Furthermore, this study was not randomized or controlled, and the small number of subjects for subgroup analysis is a significant limitation. Additionally, some data was based on verbal self-reporting and could not be confirmed in an objective manner. As this study was only subjectively assessed, we are planning to conduct an electrophysiological study using electroencephalography in the future.
High photosensitivity appears to be the core symptom of BEB, which significantly impacts quality of life [4]. Nevertheless, there is no beneficial treatment available. Although this study is essentially an uncontrolled, prospective case series, the relatively favorable results, including almost complete disappearance of excessive photosensitivity in four patients, encouraged us to recommend using HD glasses for subsequent patients with early morning effects at our clinic, which treats more than 50 patients.

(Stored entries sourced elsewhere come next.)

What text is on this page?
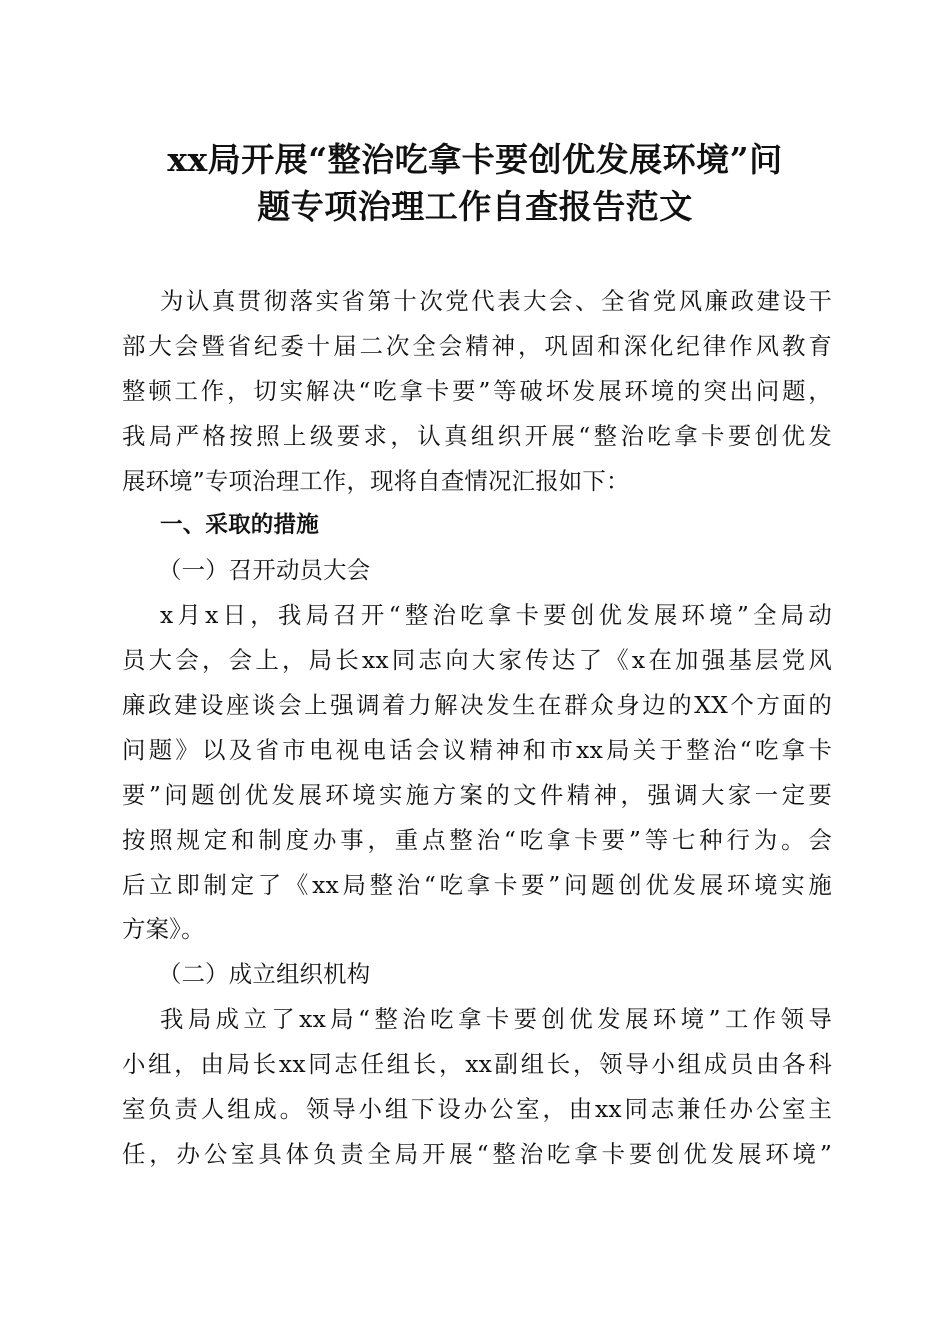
xx局开展“整治吃拿卡要创优发展环境”问
题专项治理工作自查报告范文
为认真贯彻落实省第十次党代表大会、全省党风廉政建设干
部大会暨省纪委十届二次全会精神，巩固和深化纪律作风教育
整顿工作，切实解决“吃拿卡要”等破坏发展环境的突出问题，
我局严格按照上级要求，认真组织开展“整治吃拿卡要创优发
展环境”专项治理工作，现将自查情况汇报如下：
一、采取的措施
（一）召开动员大会
x月x日，我局召开“整治吃拿卡要创优发展环境”全局动
员大会，会上，局长xx同志向大家传达了《x在加强基层党风
廉政建设座谈会上强调着力解决发生在群众身边的XX个方面的
问题》以及省市电视电话会议精神和市xx局关于整治“吃拿卡
要”问题创优发展环境实施方案的文件精神，强调大家一定要
按照规定和制度办事，重点整治“吃拿卡要”等七种行为。会
后立即制定了《xx局整治“吃拿卡要”问题创优发展环境实施
方案》。
（二）成立组织机构
我局成立了xx局“整治吃拿卡要创优发展环境”工作领导
小组，由局长xx同志任组长，xx副组长，领导小组成员由各科
室负责人组成。领导小组下设办公室，由xx同志兼任办公室主
任，办公室具体负责全局开展“整治吃拿卡要创优发展环境”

We expect that the use of HD glasses may provide repeated rest for photosensitivity-related brain circuits; however, it cannot be guaranteed that this would have a direct effect on the brain. Thus, clarification of the pathomechanism underlying photosensitivity is necessary to identify the correct treatment for patients with extreme photosensitivity in both BEB and migraine, as the underlying mechanisms may be linked.
In conclusion, the present study found that HD glasses showed promise in improving comfort and quality of life in patients with BEB, particularly those with early morning effects; however, controlled trials are needed to validate these findings.